Contestó negativamente, oyéndose como desde lejos, y después de sortear la
sorpresa escandalizada de un jefe y dos secretarias se fue a comer a la cantina
de la compañía donde lo esperaba Carla. La desconcertada decepción de Carla no
lo inquietó; la costa sur de Xiros era inhabitable pero hacia el oeste quedaban
huellas de una colonia lidia o quizá cretomicénica, y el profesor Goldmann
había encontrado dos piedras talladas con jeroglíficos que los pescadores
empleaban como pilotes del pequeño muelle. A Carla le dolía la cabeza y se
marchó casi enseguida; los pulpos eran el recurso principal del puñado de
habitantes, cada cinco días llegaba un barco para cargar la pesca y dejar
algunas provisiones y géneros. En la agencia de viajes le dijeron que habría
que fletar un barco especial desde Rynos, o quizá se pudiera viajar en la falúa
que recogía los pulpos, pero esto último sólo lo sabría Marini en Rynos donde
la agencia no tenía corresponsal. De todas maneras la idea de pasar unos días
en la isla no era más que un plan para las vacaciones de junio; en las semanas
que siguieron hubo que reemplazar a White en la línea de Túnez, y después
empezó una huelga y Carla se volvió a casa de sus hermanas en Palermo. Marini
fue a vivir a un hotel cerca de Piazza Navona, donde había librerías de viejo;
se entretenía sin muchas ganas en buscar libros sobre Grecia, hojeaba de a
ratos un manual de conversación. Le hizo gracia la palabra kalimera y la ensayó
en un cabaret con una chica pelirroja, se acostó con ella, supo de su abuelo en
Odos y de unos dolores de garganta inexplicables. En Roma empezó a llover, en
Beirut lo esperaba siempre Tania, había otras historias, siempre parientes o
dolores; un día fue otra vez a la línea de Teherán, la isla a mediodía. Marini
se quedó tanto tiempo pegado a la ventanilla que la nueva stewardess lo trató
de mal compañero y le hizo la cuenta de las bandejas que llevaba servidas. Esa
noche Marini invitó a la stewardess a comer en el Firouz y no le costó que le
perdonaran la distracción de la mañana. Lucía le aconsejó que se hiciera cortar
el pelo a la americana; él le habló un rato de Xiros, pero después comprendió
que ella prefería el vodka-lime del Hilton. El tiempo se iba en cosas así, en
infinitas bandejas de comida, cada una con la sonrisa a la que tenía derecho el
pasajero. En los viajes de vuelta el avión sobrevolaba Xiros a las ocho de la
mañana; el sol daba contra las ventanillas de babor y dejaba apenas entrever la
tortuga dorada; Marini prefería esperar los mediodías del vuelo de ida,
sabiendo que entonces podía quedarse un largo minuto contra la ventanilla
mientras Lucía (y después Felisa) se ocupaba un poco irónicamente del trabajo.
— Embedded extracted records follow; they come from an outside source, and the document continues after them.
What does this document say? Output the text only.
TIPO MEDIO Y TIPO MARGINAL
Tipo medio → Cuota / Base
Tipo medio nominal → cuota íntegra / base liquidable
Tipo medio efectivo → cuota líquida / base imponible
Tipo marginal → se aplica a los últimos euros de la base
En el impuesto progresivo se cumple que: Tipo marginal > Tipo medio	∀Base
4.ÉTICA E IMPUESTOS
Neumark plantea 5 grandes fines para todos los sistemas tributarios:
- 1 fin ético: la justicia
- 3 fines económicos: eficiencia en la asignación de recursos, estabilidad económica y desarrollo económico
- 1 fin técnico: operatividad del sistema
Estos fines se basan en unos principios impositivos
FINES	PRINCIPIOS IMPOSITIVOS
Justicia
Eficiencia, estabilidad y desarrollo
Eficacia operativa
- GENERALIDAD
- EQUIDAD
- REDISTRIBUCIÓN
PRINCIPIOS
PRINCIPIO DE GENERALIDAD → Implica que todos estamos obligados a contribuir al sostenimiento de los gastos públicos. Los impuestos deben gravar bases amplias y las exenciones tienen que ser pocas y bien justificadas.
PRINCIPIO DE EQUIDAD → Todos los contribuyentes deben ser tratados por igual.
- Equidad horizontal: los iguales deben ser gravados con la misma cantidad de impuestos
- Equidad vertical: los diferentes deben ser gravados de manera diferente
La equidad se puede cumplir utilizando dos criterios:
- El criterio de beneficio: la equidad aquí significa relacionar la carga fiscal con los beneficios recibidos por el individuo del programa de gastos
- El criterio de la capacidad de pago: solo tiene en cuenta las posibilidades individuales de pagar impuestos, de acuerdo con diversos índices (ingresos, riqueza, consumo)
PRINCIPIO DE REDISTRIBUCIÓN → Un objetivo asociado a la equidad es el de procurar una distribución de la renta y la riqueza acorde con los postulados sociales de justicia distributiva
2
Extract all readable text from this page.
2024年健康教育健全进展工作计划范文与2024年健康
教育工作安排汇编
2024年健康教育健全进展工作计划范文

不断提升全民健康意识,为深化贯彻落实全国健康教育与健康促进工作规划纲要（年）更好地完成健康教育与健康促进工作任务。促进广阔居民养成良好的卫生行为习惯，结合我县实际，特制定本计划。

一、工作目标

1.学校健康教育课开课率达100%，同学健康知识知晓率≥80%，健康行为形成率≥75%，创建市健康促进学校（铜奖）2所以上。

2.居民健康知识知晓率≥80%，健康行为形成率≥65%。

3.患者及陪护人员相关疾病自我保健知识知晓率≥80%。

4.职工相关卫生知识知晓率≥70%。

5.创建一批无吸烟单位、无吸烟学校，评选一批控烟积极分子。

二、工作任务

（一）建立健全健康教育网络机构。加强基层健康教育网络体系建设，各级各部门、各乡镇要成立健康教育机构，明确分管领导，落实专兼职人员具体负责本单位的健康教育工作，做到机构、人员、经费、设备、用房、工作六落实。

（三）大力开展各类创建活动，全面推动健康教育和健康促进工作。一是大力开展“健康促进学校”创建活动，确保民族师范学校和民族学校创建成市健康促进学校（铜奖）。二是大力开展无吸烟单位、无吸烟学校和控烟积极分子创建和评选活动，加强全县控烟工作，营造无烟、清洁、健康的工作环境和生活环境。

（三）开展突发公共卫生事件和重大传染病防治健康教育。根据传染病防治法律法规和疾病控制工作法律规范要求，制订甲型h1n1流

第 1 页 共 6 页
Una vez sacó una foto de Xiros pero le salió borrosa; ya sabía algunas cosas de
la isla, había subrayado las raras menciones en un par de libros. Felisa le
contó que los pilotos lo llamaban el loco de la isla, y no le molestó. Carla
acababa de escribirle que había decidido no tener el niño, y Marini le envió
dos sueldos y pensó que el resto no le alcanzaría para las vacaciones. Carla
aceptó el dinero y le hizo saber por una amiga que probablemente se casaría con
el dentista de Treviso. Todo tenía tan poca importancia a mediodía, los lunes y
los jueves y los sábados (dos veces por mes, el domingo).
Con el tiempo
fue dándose cuenta de que Felisa era la única que lo comprendía un poco; había
un acuerdo tácito para que ella se ocupara del pasaje a mediodía, apenas él se
instalaba junto a la ventanilla de la cola. La isla era visible unos pocos
minutos, pero el aire estaba siempre tan limpio y el mar la recortaba con una
crueldad tan minuciosa que los más pequeños detalles se iban ajustando
implacables al recuerdo del pasaje anterior: la mancha verde del promontorio
del norte, las casas plomizas, las redes secándose en la arena. Cuando faltaban
las redes Marini lo sentía como un empobrecimiento, casi un insulto. Pensó en
filmar el paso de la isla, para repetir la imagen en el hotel, pero prefirió
ahorrar el dinero de la cámara ya que apenas le faltaba un mes para las
vacaciones. No llevaba demasiado la cuenta de los días; a veces era Tania en
Beirut, a veces Felisa en Teherán, casi siempre su hermano menor en Roma, todo
un poco borroso, amablemente fácil y cordial y como reemplazando otra cosa,
llenando las horas antes o después del vuelo, y en el vuelo todo era también
borroso y fácil y estúpido hasta la hora de ir a inclinarse sobre la ventanilla
de la cola, sentir el frío cristal como un límite del acuario donde lentamente
se movía la tortuga dorada en el espeso azul.
Ese día las
redes se dibujaban precisas en la arena, y Marini hubiera jurado que el punto
negro a la izquierda, al borde del mar, era un pescador que debía estar mirando
el avión. «Kalimera», pensó absurdamente. Ya no tenía sentido esperar más,
Mario Merolis le prestaría el dinero que le faltaba para el viaje, en menos de
tres días estaría en Xiros. Con los labios pegados al vidrio, sonrió pensando
que treparía hasta la mancha verde, que entraría desnudo en el mar de las
caletas del norte, que pescaría pulpos con los hombres, entendiéndose por señas
y por risas. Nada era difícil una vez decidido, un tren nocturno, un primer
barco, otro barco viejo y sucio, la escala en Rynos, la negociación
interminable con el capitán de la falúa, la noche en el puente, pegado a las
estrellas, el sabor del anís y del carnero, el amanecer entre las islas.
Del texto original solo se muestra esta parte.